Andrew burst into laughter.  It hurt like hell, but he could not stop laughing.  He felt exhilarated.  He had cheated death -- and he felt alive.

"Andrew.  Drew.  Drew!"  The canyon walls echoed with the sound of his Mum's voice and for a moment he debated responding.  There would be hell to pay for his little outburst on the bluff, especially when Jeannie found out.  He tilted his head back to look up the slope.  He could not see the place where he fall, and then recalled sliding off a ledge during his tumble down the slope.  All he could see was dirt, scrub brush, and the remnants of his backpack and the picnic blanket, which lay strewn across the slope.  "Andrew.  Drew.  Drew!" the echoing shout came again, this time with 100% more panic.

With a groan, Andrew rolled over to his stomach and pulled himself to his hands and knees.  The side of his face was wet, and he wiped away some blood from a cut on his cheek.  He tried to survey the rest of the damage, spotting myriad cuts on his arms and legs, but those would heal.  Tonight and tomorrow, it would be a challenge to get out of bed, he would be so sore, but he could move for now.

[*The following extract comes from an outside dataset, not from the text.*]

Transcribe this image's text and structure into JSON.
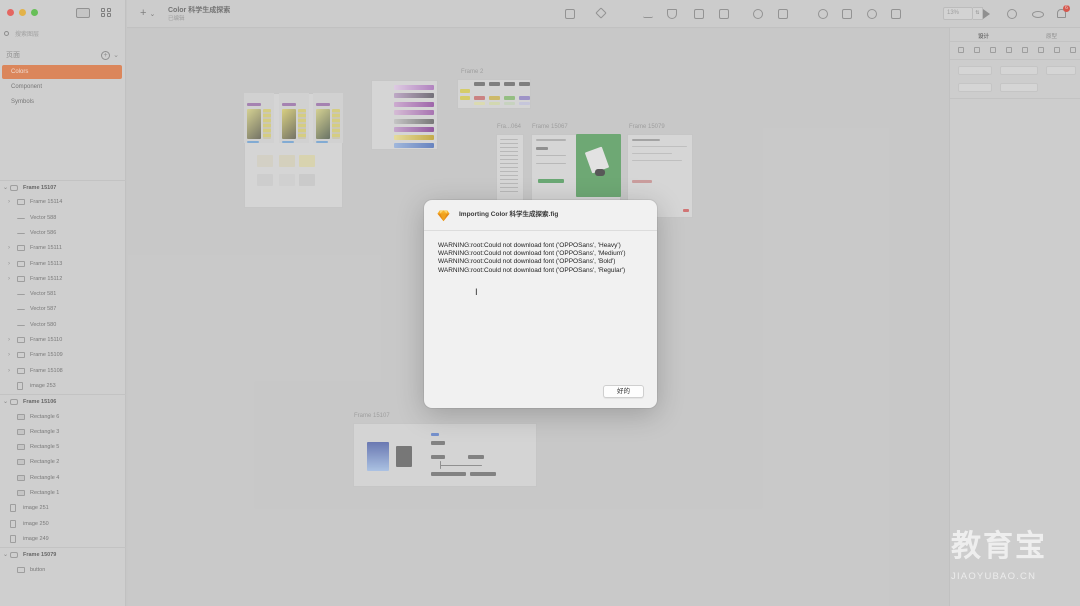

"Mum, I'm okay," he called out, but from his position down the slope, his voice did not carry or echo like hers.  He had no idea how long it would take to climb up to her, and by that time, she would be a wreck and have half the state's search and rescue units looking for him.  An idea popped into his head and he began fishing around what was left of his jacket until he found his cell phone still zipped into the interior pocket.  Shockingly, it even had a few bars showing.  He pushed the speed dial for her number.

At the top of the hill, Kim was growing frantic.  She kept yelling for her son, but there was no response.  The slope was too sharp for her to walk, and she could not even see him.  Had he fallen all the way to the bottom?  That would be at least a thousand feet.  And there was nobody on the trail that she could see.  "Andrew!" she screamed again, waited for his name to stop reverberating through the canyon, and prayed for a response. 

How could she have let him run off like that?  She had pushed the subject, tried to force him to talk, when she knew he would push her away.  And now she might have killed her son, her wonderful, beautiful son.

Something in her jacket shuddered and she jumped.  Then she remembered she had her phone.  Of course, her phone.  She could call the Highway Patrol and get them so send out search and rescue.  Why didn't she think of that immediately?  How could she have been so panicked?  She pulled out the phone, prepared to tell the person on the other hand that she couldn't talk, when she saw the read out: "Andrew."  Her baby.

"Andrew, honey," she said, breathlessly into the phone.  "Tell me you're okay?"

"I'm okay, Mum," came her son's voice.  "Just a little banged up."

Relief flooded through Kim, but that feeling turned just as quickly to exasperation and anger.  "ANDREW SHAWN DONOVAN, HOW DARE YOU SCARE ME LIKE THAT!  YOU COULD HAVE BEEN KILLED!'

Down the slope, Andrew winced and lowered the phone from his ear.  He didn't need it.  Her screams echoed through the canyon loudly enough that he could hear every word.  So could most of Malibu.

"Hey, Mum," he said.


"You know those letter things in Harry Potter?  The ones that open up and start screaming at the kids?"  He could almost hear her pursing her lips, but he finished the thought before she could say anything.  "You're doing a bloody brilliant impression of one right now.  I mean there might be some people at the beach who can't hear you, but they're probably old with hearing defects.  Anyway, would you mind holding off the yelling at least until I climb back up?  That going to be hard enough without worrying that the mountain will collapse from the sound waves."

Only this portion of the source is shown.